Carnegie Mellon University
September 30, 2016

ML Team wins 1st Place Innovation Award on Data Science

During the Data for Policy 2016 Conference the 1st Place Innovation Award on Data Science was presented to Maria De Arteaga Gonzalez and Artur Dubrawski for their paper: Discovery of Complex Anamalous Patterns of Sexual Violence in El Salvador. Maria is a PhD Student in the Machine Learning & Public Policy Joint PhD program.
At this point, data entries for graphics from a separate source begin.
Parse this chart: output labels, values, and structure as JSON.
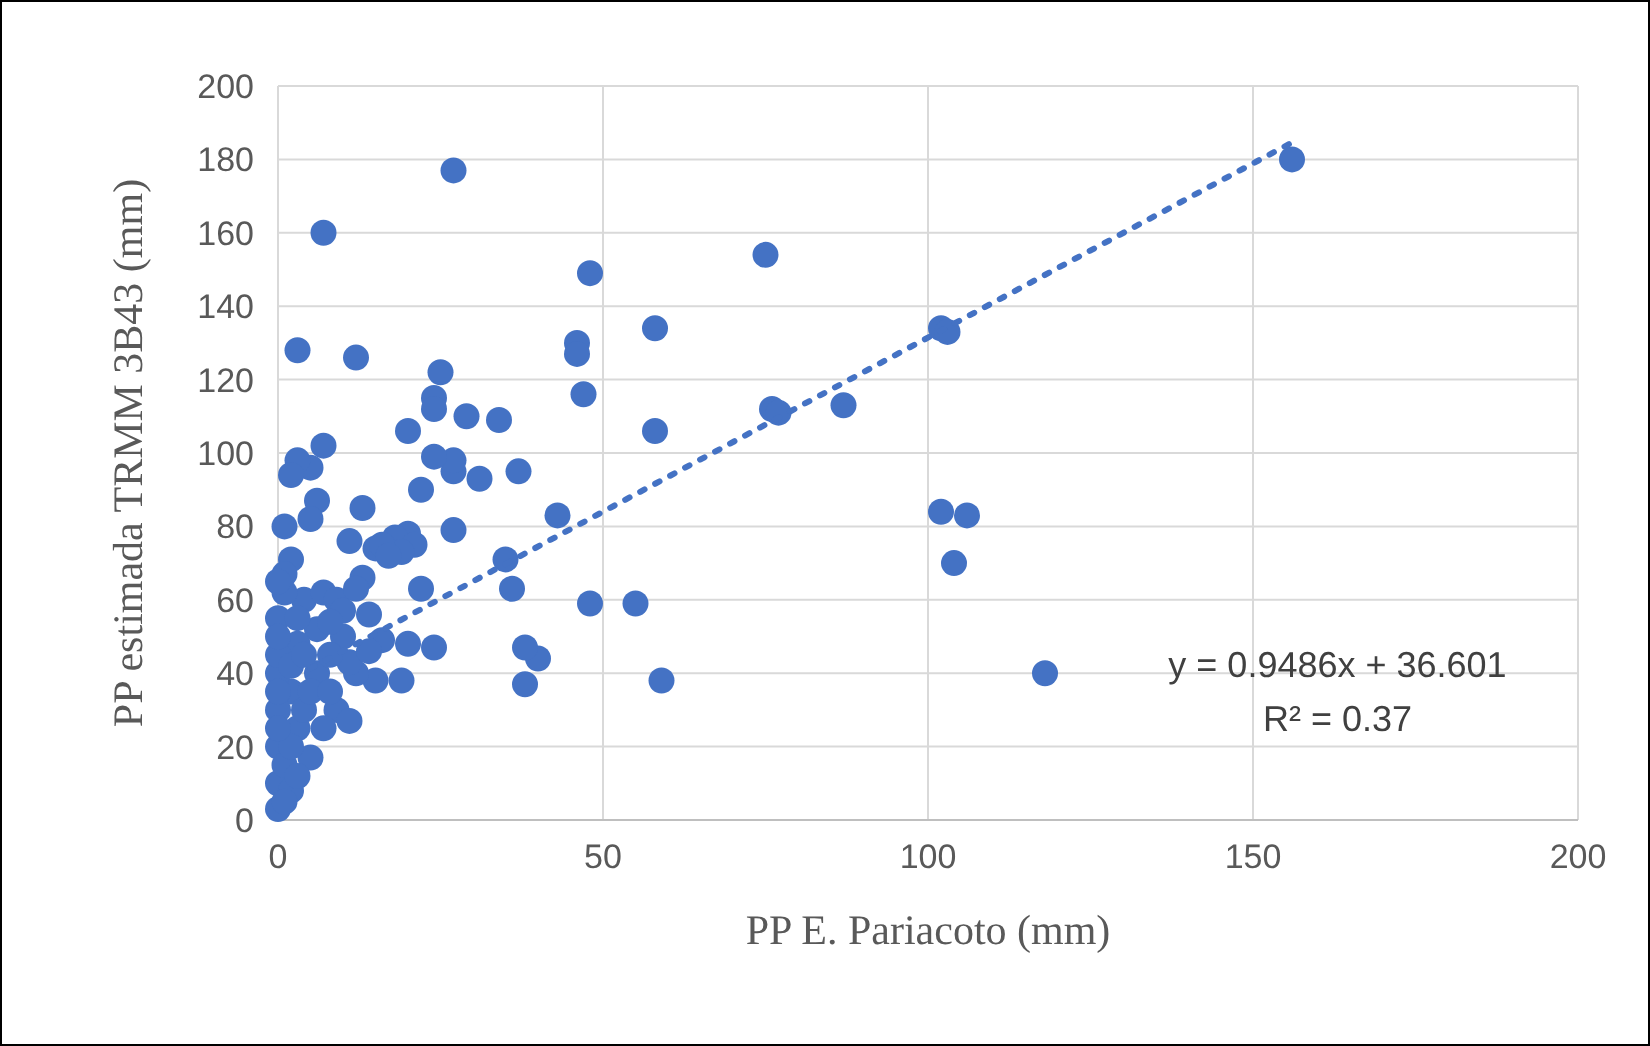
{
  "chart_data": {
    "type": "scatter",
    "xlabel": "PP E. Pariacoto (mm)",
    "ylabel": "PP estimada TRMM 3B43 (mm)",
    "xlim": [
      0,
      200
    ],
    "xticks": [
      0,
      50,
      100,
      150,
      200
    ],
    "ylim": [
      0,
      200
    ],
    "yticks": [
      0,
      20,
      40,
      60,
      80,
      100,
      120,
      140,
      160,
      180,
      200
    ],
    "grid": true,
    "annotations": [
      "y = 0.9486x + 36.601",
      "R² = 0.37"
    ],
    "series": [
      {
        "color": "#4472c4",
        "marker": "circle",
        "x": [
          156,
          27,
          7,
          3,
          12,
          48,
          75,
          46,
          46,
          58,
          47,
          76,
          77,
          87,
          58,
          102,
          103,
          102,
          106,
          104,
          118,
          59,
          55,
          48,
          40,
          38,
          38,
          36,
          35,
          43,
          37,
          34,
          29,
          31,
          27,
          27,
          25,
          24,
          24,
          24,
          22,
          20,
          27,
          20,
          18,
          21,
          19,
          22,
          20,
          24,
          19,
          15,
          12,
          13,
          13,
          11,
          7,
          5,
          3,
          2,
          6,
          5,
          1,
          2,
          1,
          4,
          7,
          9,
          10,
          14,
          16,
          11,
          9,
          11,
          5,
          3,
          2,
          0,
          0,
          0,
          0,
          0,
          0,
          1,
          2,
          4,
          6,
          8,
          6,
          3,
          1,
          0,
          2,
          3,
          5,
          7,
          8,
          1,
          0,
          0,
          0,
          0,
          2,
          3,
          4,
          15,
          16,
          17,
          12,
          10,
          8,
          14
        ],
        "values": [
          180,
          177,
          160,
          128,
          126,
          149,
          154,
          130,
          127,
          134,
          116,
          112,
          111,
          113,
          106,
          134,
          133,
          84,
          83,
          70,
          40,
          38,
          59,
          59,
          44,
          47,
          37,
          63,
          71,
          83,
          95,
          109,
          110,
          93,
          95,
          98,
          122,
          115,
          112,
          99,
          90,
          106,
          79,
          78,
          77,
          75,
          73,
          63,
          48,
          47,
          38,
          38,
          40,
          66,
          85,
          76,
          102,
          96,
          98,
          94,
          87,
          82,
          80,
          71,
          67,
          60,
          62,
          60,
          50,
          56,
          49,
          43,
          30,
          27,
          17,
          25,
          35,
          55,
          40,
          30,
          20,
          10,
          3,
          15,
          8,
          30,
          40,
          45,
          52,
          48,
          62,
          65,
          20,
          12,
          35,
          25,
          35,
          5,
          25,
          35,
          45,
          50,
          42,
          55,
          45,
          74,
          75,
          72,
          63,
          57,
          54,
          46
        ]
      },
      {
        "type": "line",
        "color": "#4472c4",
        "line_style": "dotted",
        "marker": "none",
        "x": [
          5,
          156
        ],
        "values": [
          41.3,
          184.6
        ]
      }
    ]
  }
}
Their research focuses on the discovery of anomalous patterns of sexual violence in El Salvador. When sexual violence is a product of organized crime or social imaginary, as previous literature has shown to be the case of El Salvador, links between sexual violence episodes can be understood as a latent structure.  With this assumption in place, and using data of all officially reported rapes in El Salvador over a period of nine years, we aim to uncover complex anomalous patterns. To the best of our knowledge, this is the first use of pattern detection methods to gain understanding of sexual violence. We conduct bivariate analyses of conditional distributions and visualize the results through pivot table heat maps that are easy for practitioners to understand. We also perform spatiotemporal anomaly detection using T-Cube, an efficient data structure developed at the Auton Lab. This allows us to perform fast screening over all the data and find points in time when a given subregion shows statistically significant increases of a specific type of crime. The features defining the type of crime that has increased can include the type of location where the crime occurred (e.g. empty lot), the relationship between the victim and the aggressor (e.g. acquaintance), and the age range of the victim, among others.
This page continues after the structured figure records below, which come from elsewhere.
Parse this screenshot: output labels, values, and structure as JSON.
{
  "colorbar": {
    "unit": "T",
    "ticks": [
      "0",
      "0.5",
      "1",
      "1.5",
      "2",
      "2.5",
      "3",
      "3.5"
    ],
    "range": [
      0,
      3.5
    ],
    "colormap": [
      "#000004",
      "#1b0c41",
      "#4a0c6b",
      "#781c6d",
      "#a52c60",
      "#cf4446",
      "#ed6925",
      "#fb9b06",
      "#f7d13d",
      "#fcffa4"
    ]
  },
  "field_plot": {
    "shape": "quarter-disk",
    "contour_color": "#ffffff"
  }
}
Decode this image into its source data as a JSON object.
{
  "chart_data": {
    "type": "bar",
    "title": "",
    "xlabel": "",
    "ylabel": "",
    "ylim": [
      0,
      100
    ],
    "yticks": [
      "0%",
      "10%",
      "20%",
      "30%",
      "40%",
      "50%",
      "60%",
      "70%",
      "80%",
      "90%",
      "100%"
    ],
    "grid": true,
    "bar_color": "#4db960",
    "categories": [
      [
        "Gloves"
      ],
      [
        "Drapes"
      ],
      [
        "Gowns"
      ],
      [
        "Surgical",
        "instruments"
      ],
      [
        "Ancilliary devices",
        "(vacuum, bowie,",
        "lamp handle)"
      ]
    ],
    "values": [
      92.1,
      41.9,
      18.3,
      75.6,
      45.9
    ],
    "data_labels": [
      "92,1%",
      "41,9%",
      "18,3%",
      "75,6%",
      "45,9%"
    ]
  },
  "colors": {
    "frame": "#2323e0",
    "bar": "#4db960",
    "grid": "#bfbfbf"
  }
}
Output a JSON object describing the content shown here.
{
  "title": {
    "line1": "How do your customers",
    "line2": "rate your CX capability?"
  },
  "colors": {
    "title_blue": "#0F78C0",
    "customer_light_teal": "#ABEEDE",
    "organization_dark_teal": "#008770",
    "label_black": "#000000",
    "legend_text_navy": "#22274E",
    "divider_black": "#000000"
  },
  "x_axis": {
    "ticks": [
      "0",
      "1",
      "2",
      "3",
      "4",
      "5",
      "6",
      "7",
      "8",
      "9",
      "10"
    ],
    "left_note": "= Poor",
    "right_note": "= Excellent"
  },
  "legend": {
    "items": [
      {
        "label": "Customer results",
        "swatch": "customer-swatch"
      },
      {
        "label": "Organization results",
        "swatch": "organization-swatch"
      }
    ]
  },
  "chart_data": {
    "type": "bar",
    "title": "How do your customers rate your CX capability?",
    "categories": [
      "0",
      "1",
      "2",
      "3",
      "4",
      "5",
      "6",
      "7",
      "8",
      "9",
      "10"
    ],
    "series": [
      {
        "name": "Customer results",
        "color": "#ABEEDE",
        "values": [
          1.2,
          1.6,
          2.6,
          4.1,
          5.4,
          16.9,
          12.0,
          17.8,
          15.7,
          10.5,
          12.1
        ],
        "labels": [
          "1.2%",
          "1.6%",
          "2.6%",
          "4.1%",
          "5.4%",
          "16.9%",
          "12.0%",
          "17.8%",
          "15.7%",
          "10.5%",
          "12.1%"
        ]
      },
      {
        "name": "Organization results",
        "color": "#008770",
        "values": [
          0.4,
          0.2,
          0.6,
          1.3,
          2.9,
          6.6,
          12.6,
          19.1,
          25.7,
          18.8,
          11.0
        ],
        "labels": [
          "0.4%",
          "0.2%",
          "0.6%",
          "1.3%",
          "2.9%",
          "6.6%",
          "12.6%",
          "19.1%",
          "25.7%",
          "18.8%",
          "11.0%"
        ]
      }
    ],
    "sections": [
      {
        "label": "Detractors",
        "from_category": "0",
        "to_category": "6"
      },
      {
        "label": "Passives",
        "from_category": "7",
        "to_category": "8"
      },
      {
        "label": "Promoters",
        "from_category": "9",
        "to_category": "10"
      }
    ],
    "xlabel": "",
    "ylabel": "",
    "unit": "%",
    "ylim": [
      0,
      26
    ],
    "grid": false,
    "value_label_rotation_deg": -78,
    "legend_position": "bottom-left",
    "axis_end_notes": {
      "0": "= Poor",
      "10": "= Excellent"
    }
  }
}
Using the proposed framework, we find evidence of patterns that should be addressed by policy makers. One of our most relevant findings corresponds to a pattern in the east of the country where girls between 12 and 14 years old report being raped by their boyfriends at anomalous rates, with a peak taking place in the first half of 2008. Sexual violence among teenagers in this region of the country has been informally discussed in the past, but without any evidence the conversation is often dismissed and attributed to a stereotype rather than a reality. We believe our results provide evidence of a phenomenon that calls for the design of efficient policies.
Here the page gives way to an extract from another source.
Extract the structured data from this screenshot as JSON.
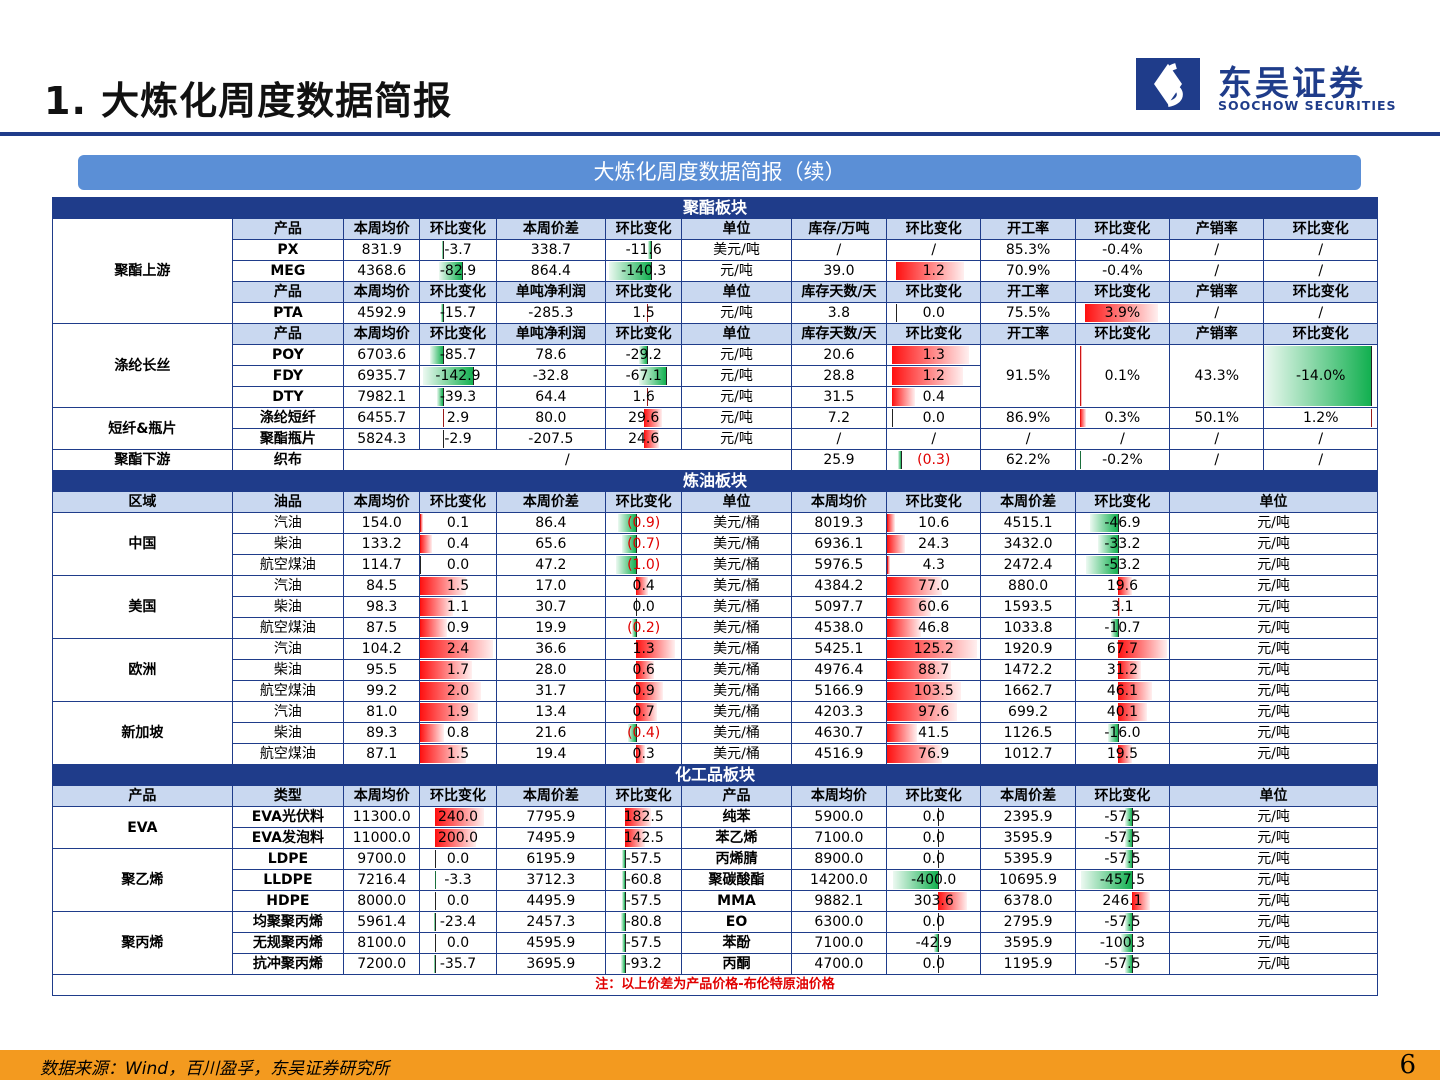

Finally, we propose that the anomaly detection model used in our research could be implemented as a monitoring device for real-time detection of emerging patterns of sexual violence, which could enable the development of effective policies and responses.

Data for Policy was hosted by the University of Cambridge, UK. This is an interdisciplinary conference focused on the potentials of data science for government and policy-making. This year's main topic was 'Frontiers of Data Science for Government: Ideas, Practices and Projections'. The award was funded by the London Innovation Society (LIS). All early career research submissions to the Data for Policy conference were considered for the award.